The AI Community Building the Future? A Quantitative Analysis of Development Activity on Hugging Face Hub (2405.13058v2)

Published 20 May 2024 in cs.SE, cs.AI, cs.CY, and cs.LG

Abstract: Open model developers have emerged as key actors in the political economy of AI, but we still have a limited understanding of collaborative practices in the open AI ecosystem. This paper responds to this gap with a three-part quantitative analysis of development activity on the Hugging Face (HF) Hub, a popular platform for building, sharing, and demonstrating models. First, various types of activity across 348,181 model, 65,761 dataset, and 156,642 space repositories exhibit right-skewed distributions. Activity is extremely imbalanced between repositories; for example, over 70% of models have 0 downloads, while 1% account for 99% of downloads. Furthermore, licenses matter: there are statistically significant differences in collaboration patterns in model repositories with permissive, restrictive, and no licenses. Second, we analyse a snapshot of the social network structure of collaboration in model repositories, finding that the community has a core-periphery structure, with a core of prolific developers and a majority of isolate developers (89%). Upon removing the isolate developers from the network, collaboration is characterised by high reciprocity regardless of developers' network positions. Third, we examine model adoption through the lens of model usage in spaces, finding that a minority of models, developed by a handful of companies, are widely used on the HF Hub. Overall, activity on the HF Hub is characterised by Pareto distributions, congruent with OSS development patterns on platforms like GitHub. We conclude with recommendations for researchers, companies, and policymakers to advance our understanding of open AI development.

Citations (32)

View on Semantic Scholar

Summary

The paper demonstrates that Hugging Face Hub’s model activity is highly skewed, with over 70% of models having zero downloads and only 1% accounting for nearly all usage.
The paper reveals that 87% of model repositories have a single contributor and 89% of developers work in isolation, highlighting limited collaborative engagement.
The paper finds that repositories with permissive licenses enjoy higher activity and engagement, emphasizing important implications for open source policy and governance.

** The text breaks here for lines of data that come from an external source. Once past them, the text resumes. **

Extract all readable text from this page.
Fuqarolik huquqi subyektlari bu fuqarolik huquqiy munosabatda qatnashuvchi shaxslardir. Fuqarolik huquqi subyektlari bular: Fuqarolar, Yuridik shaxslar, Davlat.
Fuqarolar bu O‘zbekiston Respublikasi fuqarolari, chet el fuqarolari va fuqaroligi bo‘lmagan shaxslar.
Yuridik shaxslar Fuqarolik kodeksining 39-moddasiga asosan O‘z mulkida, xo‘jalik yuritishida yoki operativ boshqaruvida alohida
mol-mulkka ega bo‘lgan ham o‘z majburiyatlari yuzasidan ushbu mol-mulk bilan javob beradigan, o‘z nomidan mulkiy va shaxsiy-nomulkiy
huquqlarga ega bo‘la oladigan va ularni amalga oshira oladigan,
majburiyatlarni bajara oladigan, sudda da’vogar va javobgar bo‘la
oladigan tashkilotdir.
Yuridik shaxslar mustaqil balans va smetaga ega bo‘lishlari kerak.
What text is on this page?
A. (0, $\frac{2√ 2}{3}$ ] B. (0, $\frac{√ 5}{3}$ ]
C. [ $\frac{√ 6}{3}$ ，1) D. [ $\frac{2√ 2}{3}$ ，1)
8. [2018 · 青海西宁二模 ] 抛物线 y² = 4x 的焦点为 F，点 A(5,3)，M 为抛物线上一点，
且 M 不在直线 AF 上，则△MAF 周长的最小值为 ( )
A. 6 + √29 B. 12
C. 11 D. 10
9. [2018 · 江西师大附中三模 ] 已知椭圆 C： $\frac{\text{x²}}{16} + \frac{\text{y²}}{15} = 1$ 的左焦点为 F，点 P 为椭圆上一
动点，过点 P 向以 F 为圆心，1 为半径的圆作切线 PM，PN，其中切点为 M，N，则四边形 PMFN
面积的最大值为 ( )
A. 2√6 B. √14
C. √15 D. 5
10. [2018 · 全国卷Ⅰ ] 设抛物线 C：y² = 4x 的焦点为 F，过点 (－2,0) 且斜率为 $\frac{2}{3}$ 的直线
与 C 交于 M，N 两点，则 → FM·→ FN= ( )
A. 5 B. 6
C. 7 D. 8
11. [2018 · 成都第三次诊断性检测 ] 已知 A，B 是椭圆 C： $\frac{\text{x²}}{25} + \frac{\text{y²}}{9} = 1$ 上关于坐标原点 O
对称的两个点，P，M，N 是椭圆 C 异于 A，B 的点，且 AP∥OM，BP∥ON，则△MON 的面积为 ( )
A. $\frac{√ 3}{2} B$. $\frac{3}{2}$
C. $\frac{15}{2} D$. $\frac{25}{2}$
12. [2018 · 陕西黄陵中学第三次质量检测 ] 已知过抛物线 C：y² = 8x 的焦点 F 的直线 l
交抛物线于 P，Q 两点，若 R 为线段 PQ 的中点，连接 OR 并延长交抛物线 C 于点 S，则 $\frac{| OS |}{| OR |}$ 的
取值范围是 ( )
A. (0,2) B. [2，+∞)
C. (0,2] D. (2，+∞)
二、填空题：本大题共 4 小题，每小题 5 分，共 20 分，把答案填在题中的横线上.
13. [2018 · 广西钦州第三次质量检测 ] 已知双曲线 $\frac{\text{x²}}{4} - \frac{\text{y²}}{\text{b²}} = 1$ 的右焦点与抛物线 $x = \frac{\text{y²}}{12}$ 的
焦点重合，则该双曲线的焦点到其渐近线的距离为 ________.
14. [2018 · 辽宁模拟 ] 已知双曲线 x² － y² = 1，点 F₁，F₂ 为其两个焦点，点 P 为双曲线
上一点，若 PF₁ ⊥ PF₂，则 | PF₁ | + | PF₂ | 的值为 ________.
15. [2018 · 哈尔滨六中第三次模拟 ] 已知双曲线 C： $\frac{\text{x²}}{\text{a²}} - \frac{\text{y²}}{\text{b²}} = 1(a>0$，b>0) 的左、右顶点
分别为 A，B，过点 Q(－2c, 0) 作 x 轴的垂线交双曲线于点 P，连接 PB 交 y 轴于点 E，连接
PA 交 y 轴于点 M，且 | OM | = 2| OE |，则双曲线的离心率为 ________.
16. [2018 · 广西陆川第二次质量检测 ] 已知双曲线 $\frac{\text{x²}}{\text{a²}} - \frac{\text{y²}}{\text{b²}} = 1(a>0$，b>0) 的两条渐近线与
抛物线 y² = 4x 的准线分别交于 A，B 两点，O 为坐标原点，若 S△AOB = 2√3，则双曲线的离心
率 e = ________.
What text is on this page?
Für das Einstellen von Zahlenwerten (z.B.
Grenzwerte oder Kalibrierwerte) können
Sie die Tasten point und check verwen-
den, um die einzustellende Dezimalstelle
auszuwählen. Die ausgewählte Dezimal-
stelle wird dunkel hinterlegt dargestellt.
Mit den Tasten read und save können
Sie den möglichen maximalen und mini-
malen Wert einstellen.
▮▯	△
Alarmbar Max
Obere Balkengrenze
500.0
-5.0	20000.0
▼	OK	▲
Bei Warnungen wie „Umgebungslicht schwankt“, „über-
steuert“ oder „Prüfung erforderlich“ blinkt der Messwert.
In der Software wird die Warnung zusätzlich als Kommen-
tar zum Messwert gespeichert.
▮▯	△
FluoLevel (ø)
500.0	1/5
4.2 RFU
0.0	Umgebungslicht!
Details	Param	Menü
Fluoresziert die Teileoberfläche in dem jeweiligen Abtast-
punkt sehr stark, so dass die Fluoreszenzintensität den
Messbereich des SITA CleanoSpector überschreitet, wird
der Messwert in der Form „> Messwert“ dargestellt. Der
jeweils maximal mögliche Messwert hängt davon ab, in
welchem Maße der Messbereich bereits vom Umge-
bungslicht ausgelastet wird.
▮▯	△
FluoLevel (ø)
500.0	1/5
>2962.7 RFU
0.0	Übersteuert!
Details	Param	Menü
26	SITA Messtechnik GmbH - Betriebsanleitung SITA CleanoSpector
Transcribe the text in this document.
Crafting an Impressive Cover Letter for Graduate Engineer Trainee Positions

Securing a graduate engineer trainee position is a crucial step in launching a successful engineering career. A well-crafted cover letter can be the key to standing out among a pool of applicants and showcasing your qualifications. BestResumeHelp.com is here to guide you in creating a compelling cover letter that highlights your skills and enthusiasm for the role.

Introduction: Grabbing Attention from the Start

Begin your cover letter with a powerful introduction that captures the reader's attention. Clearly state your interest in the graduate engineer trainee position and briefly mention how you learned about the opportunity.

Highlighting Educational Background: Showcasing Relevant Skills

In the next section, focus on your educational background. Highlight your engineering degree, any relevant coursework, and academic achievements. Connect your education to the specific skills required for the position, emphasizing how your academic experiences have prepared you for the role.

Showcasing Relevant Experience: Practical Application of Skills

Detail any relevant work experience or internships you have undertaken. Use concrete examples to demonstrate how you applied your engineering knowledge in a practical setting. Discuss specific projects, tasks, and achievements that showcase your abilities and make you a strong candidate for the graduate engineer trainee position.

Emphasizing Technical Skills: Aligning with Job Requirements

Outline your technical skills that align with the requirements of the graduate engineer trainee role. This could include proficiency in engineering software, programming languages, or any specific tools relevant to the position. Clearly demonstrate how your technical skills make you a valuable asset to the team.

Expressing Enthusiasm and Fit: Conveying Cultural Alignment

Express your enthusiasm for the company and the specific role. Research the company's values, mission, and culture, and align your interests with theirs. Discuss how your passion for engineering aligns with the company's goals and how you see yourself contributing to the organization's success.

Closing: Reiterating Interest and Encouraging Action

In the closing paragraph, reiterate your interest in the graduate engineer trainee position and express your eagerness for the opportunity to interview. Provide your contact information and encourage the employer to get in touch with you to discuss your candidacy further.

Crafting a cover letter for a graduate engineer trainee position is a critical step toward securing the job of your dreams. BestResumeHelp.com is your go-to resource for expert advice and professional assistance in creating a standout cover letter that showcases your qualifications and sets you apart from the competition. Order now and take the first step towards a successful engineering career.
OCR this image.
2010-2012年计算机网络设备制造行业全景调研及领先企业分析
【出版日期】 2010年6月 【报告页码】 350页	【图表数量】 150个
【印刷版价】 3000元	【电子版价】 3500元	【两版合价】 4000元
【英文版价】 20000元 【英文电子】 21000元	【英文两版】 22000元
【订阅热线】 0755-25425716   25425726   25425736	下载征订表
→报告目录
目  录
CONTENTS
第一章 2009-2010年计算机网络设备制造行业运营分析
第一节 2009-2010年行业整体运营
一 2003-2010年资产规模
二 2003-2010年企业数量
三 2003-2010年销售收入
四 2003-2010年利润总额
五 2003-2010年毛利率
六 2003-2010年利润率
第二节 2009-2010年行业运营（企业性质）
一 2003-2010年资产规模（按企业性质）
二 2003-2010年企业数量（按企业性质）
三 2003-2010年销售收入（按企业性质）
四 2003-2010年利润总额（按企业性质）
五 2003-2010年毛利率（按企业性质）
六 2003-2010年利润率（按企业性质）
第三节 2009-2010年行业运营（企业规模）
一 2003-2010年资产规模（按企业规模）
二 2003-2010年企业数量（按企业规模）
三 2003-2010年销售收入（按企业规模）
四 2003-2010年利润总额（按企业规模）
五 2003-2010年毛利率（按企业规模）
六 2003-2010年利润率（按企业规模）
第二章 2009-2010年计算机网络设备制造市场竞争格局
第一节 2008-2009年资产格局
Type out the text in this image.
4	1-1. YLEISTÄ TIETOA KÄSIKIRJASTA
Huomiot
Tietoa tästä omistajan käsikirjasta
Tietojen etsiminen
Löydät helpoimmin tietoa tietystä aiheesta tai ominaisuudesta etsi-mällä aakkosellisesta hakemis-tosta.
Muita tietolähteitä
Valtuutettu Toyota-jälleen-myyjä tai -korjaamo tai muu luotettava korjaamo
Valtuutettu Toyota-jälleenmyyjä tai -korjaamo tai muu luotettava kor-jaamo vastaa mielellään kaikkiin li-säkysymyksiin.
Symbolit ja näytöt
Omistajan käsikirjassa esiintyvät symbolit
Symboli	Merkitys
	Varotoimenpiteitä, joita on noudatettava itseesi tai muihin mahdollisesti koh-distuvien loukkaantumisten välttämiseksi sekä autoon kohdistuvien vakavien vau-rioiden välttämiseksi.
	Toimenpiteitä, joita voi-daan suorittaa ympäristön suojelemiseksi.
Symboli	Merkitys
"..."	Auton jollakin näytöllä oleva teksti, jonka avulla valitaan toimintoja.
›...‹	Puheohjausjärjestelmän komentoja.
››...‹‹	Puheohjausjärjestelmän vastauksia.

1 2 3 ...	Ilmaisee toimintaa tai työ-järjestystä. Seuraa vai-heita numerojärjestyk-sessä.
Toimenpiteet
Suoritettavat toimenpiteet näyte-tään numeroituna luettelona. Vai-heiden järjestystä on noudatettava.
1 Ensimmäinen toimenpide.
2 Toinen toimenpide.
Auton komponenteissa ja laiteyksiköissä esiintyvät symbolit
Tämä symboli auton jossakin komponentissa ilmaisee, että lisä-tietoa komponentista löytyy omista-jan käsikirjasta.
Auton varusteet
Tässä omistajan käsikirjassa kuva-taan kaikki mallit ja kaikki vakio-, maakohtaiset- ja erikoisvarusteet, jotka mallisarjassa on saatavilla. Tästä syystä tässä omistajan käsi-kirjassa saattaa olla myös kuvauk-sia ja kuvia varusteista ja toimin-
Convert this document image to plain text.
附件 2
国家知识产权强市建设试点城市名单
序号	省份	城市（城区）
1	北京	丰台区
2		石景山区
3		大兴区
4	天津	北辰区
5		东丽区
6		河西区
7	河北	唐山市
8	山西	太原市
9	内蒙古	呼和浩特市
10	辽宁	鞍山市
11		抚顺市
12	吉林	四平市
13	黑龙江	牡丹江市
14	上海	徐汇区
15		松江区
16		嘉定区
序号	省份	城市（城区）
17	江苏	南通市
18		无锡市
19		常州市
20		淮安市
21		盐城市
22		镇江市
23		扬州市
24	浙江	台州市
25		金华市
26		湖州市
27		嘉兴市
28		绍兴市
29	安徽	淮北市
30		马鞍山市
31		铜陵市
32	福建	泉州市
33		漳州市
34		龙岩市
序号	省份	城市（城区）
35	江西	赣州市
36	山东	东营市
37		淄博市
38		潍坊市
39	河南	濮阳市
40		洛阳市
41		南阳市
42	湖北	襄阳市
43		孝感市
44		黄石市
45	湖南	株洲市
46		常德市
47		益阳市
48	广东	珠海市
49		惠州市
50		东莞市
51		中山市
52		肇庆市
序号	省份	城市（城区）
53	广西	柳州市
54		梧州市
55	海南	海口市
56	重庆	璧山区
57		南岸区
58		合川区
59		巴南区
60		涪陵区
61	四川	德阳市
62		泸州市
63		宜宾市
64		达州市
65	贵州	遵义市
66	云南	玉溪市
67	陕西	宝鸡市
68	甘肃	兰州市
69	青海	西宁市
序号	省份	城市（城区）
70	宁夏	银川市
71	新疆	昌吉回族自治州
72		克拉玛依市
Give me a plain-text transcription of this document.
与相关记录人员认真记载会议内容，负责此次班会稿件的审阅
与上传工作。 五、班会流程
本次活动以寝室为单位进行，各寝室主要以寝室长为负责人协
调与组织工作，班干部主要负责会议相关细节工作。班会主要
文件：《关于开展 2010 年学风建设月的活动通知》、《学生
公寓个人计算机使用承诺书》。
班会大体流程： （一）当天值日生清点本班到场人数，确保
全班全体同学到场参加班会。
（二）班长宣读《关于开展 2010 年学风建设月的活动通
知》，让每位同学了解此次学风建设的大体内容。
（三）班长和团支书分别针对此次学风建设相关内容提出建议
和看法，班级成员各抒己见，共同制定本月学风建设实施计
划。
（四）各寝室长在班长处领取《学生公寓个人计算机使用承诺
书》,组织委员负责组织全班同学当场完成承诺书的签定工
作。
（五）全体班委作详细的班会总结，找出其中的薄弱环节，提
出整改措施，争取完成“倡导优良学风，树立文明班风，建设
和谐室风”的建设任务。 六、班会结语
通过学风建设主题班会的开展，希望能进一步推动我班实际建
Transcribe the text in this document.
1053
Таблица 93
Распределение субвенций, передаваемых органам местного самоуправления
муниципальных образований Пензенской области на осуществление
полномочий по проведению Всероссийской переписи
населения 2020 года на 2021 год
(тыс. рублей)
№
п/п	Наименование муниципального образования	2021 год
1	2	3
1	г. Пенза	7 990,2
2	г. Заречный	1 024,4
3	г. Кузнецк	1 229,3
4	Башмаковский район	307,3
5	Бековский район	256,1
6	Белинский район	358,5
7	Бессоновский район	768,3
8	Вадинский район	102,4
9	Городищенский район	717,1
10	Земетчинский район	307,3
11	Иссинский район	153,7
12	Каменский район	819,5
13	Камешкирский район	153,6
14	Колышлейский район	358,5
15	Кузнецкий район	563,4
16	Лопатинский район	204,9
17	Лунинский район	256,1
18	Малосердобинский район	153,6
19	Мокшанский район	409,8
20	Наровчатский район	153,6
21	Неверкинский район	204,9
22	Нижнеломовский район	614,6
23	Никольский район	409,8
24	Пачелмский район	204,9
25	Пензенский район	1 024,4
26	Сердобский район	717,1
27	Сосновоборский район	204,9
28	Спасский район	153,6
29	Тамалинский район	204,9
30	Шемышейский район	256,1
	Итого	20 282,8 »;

Open Source AI: A Deep Dive into the Hugging Face Hub

Development Activity in the HF Hub

Researchers have been intrigued by the patterns of development activity on platforms like Hugging Face (HF) Hub, particularly in the context of open source AI. This paper analyzed various activities across 348,181 model repositories, 65,761 dataset repositories, and 156,642 spaces on the HF Hub.

Right-Skewed Distributions: The HF Hub shows a very imbalanced activity distribution. For example, over 70% of models have zero downloads, while a mere 1% account for 99% of all downloads. Similarly right-skewed distributions are observed in likes, discussions, and commits, reflective of the Pareto principle.
Community Engagement: Community size correlates with activity levels. However, most repositories have limited collaborative engagement, with around 87% of model repositories having only one contributor. High reciprocity values indicate prevalent mutual relationships among active developers.
Licenses: A significant number of repositories lack licenses, with 65% of model repositories and 72% of datasets undocumented in this regard. However, repositories with permissive licenses exhibit higher activity levels and engagement.

Collaboration Patterns

Analysis of the social network structure of collaboration in model repositories reveals a core-periphery structure with a few prolific developers at the core:

Isolate Developers: About 89% of developers work in isolation without collaboration.
Core-Periphery Structure: Collaboration is characterized by a dense core of prolific developers. High reciprocity values suggest that collaborations are mutual and not dependent on one-sided efforts.
High Modularity: The developer community is made up of distinct communities in various AI sub-fields like NLP and computer vision, exhibiting high modularity at lower k-core thresholds which indicates loosely connected groups.

Model Adoption in Spaces

Model adoption in spaces, an indicator of practical use and impact, also reveals a high concentration among a few key players:

Right-Skewed Distribution: Similar to activity distributions, model adoption displays a right-skewed distribution where a minority of models see significant usage. For instance, runwayml/stable-diffusion-v1-5 is used in over 1,747 spaces.
Dominance by Big Tech: Major players like Meta, Google, and Stability AI are behind the most adopted models, indicating a high concentration of influence. Models from industry leaders are not only the most used but also highly co-used with other models.
Correlation with Likes: A strong positive correlation exists between the number of likes a model repository receives and its usage in spaces, highlighting likes as a good indicator of model adoption.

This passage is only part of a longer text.